Exposure-response polytomous models were developed to assess whether increased days applying pesticides were associated with increased episodes of rhinitis. Of the herbicides and insecticides associated with rhinitis (), only the herbicide petroleum oil (p = 0.02) and use of permethrin on animals (p = 0.03) had significant, positive exposure-response association with rhinitis episodes (data not shown). Carbofuran had a borderline inverse association with rhinitis (p = 0.06) in exposure-response models. The herbicide metolachlor, which was not statistically associated with rhinitis in ever use models (data not shown), was significant in the exposure-response model (p = 0.03).

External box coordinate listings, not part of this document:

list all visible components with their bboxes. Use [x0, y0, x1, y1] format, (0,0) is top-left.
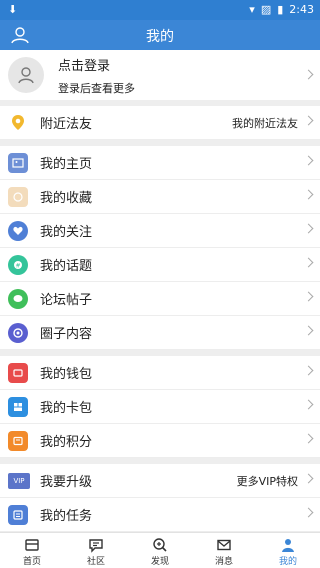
main-content: 点击登录 登录后查看更多 附近法友 我的附近法友 我的主页 我的收藏 我的关注 … — [0, 50, 320, 532]
menu-label: 我要升级 — [40, 475, 93, 490]
menu-item-upgrade[interactable]: VIP 我要升级 更多VIP特权 — [0, 464, 320, 498]
tab-label: 消息 — [214, 557, 233, 567]
menu-item-forum-posts[interactable]: 论坛帖子 — [0, 282, 320, 316]
menu-item-tasks[interactable]: 我的任务 — [0, 498, 320, 532]
menu-label: 我的收藏 — [40, 191, 93, 206]
chevron-right-icon — [303, 189, 314, 200]
chevron-right-icon — [303, 155, 314, 166]
topic-icon: # — [8, 254, 28, 275]
chevron-right-icon — [303, 399, 314, 410]
login-label: 点击登录 — [58, 58, 111, 74]
nearby-label: 附近法友 — [40, 117, 93, 132]
battery-icon: ▮ — [277, 3, 284, 16]
chevron-right-icon — [303, 115, 314, 126]
menu-item-following[interactable]: 我的关注 — [0, 214, 320, 248]
person-icon — [18, 67, 34, 84]
circle-icon — [8, 322, 28, 343]
nearby-right-text: 我的附近法友 — [232, 116, 298, 130]
location-pin-icon — [8, 113, 28, 133]
home-icon — [25, 539, 39, 551]
menu-label: 我的话题 — [40, 259, 93, 274]
chat-icon — [8, 288, 28, 309]
tab-label: 首页 — [22, 557, 41, 567]
menu-item-homepage[interactable]: 我的主页 — [0, 146, 320, 180]
chevron-right-icon — [303, 325, 314, 336]
vip-icon: VIP — [8, 472, 30, 489]
no-signal-icon: ▨ — [260, 3, 272, 16]
vip-privileges-text: 更多VIP特权 — [236, 474, 298, 488]
menu-item-card-pack[interactable]: 我的卡包 — [0, 390, 320, 424]
menu-label: 我的关注 — [40, 225, 93, 240]
chevron-right-icon — [303, 223, 314, 234]
tab-messages[interactable]: 消息 — [192, 533, 256, 568]
menu-label: 论坛帖子 — [40, 293, 93, 308]
menu-label: 我的卡包 — [40, 401, 93, 416]
menu-item-favorites[interactable]: 我的收藏 — [0, 180, 320, 214]
chevron-right-icon — [303, 365, 314, 376]
discover-icon — [153, 538, 167, 552]
me-icon — [282, 539, 294, 552]
points-icon — [8, 430, 28, 451]
heart-icon — [8, 220, 28, 241]
menu-group-1: 我的主页 我的收藏 我的关注 # 我的话题 论坛帖子 圈子内容 — [0, 146, 320, 350]
task-icon — [8, 504, 28, 525]
tab-label: 我的 — [278, 557, 297, 567]
page-title: 我的 — [146, 29, 174, 45]
chevron-right-icon — [303, 507, 314, 518]
download-icon: ⬇ — [8, 3, 18, 16]
chevron-right-icon — [303, 473, 314, 484]
avatar — [8, 57, 44, 93]
tab-discover[interactable]: 发现 — [128, 533, 192, 568]
menu-item-points[interactable]: 我的积分 — [0, 424, 320, 458]
menu-label: 我的积分 — [40, 435, 93, 450]
tab-me[interactable]: 我的 — [256, 533, 320, 568]
menu-label: 我的任务 — [40, 509, 93, 524]
wallet-icon — [8, 362, 28, 383]
menu-label: 我的主页 — [40, 157, 93, 172]
favorite-icon — [8, 186, 28, 207]
card-icon — [8, 396, 28, 417]
menu-group-3: VIP 我要升级 更多VIP特权 我的任务 — [0, 464, 320, 532]
chevron-right-icon — [303, 69, 314, 80]
menu-item-circle-content[interactable]: 圈子内容 — [0, 316, 320, 350]
tab-label: 社区 — [86, 557, 105, 567]
tab-home[interactable]: 首页 — [0, 533, 64, 568]
chevron-right-icon — [303, 257, 314, 268]
menu-label: 我的钱包 — [40, 367, 93, 382]
menu-item-wallet[interactable]: 我的钱包 — [0, 356, 320, 390]
menu-item-topics[interactable]: # 我的话题 — [0, 248, 320, 282]
chevron-right-icon — [303, 291, 314, 302]
nearby-row[interactable]: 附近法友 我的附近法友 — [0, 106, 320, 140]
bottom-nav: 首页 社区 发现 消息 我的 — [0, 532, 320, 568]
status-bar: ⬇ ▾ ▨ ▮ 2:43 — [0, 0, 320, 20]
menu-label: 圈子内容 — [40, 327, 93, 342]
login-row[interactable]: 点击登录 登录后查看更多 — [0, 50, 320, 100]
tab-label: 发现 — [150, 557, 169, 567]
wifi-icon: ▾ — [249, 3, 255, 16]
home-card-icon — [8, 152, 28, 173]
login-subtext: 登录后查看更多 — [58, 81, 135, 95]
svg-text:#: # — [15, 262, 20, 269]
header: 我的 — [0, 20, 320, 50]
menu-group-2: 我的钱包 我的卡包 我的积分 — [0, 356, 320, 458]
message-icon — [217, 539, 231, 551]
status-time: 2:43 — [289, 3, 314, 16]
community-icon — [89, 539, 103, 553]
tab-community[interactable]: 社区 — [64, 533, 128, 568]
chevron-right-icon — [303, 433, 314, 444]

Other exploratory subgroup analysis in the herbicide and insecticide models investigated whether reported medical conditions such as asthma or colds attenuated our results. When individuals with asthma (7% of individuals with rhinitis and 3% of controls) were excluded, essentially the same pesticides associations were observed except that the estimate for carbaryl became statistically significant (data not shown). When participants with colds in the past year were excluded from models (n=17,260, 79% of farmers), glyphosate and malathion remained significantly associated with rhinitis. Carbaryl and 2,4-D were significant predictors of rhinitis episodes in these models but not in those with the broader case definition (data not shown). However, our ability to detect associations in these models was reduced due to the high prevalence of colds.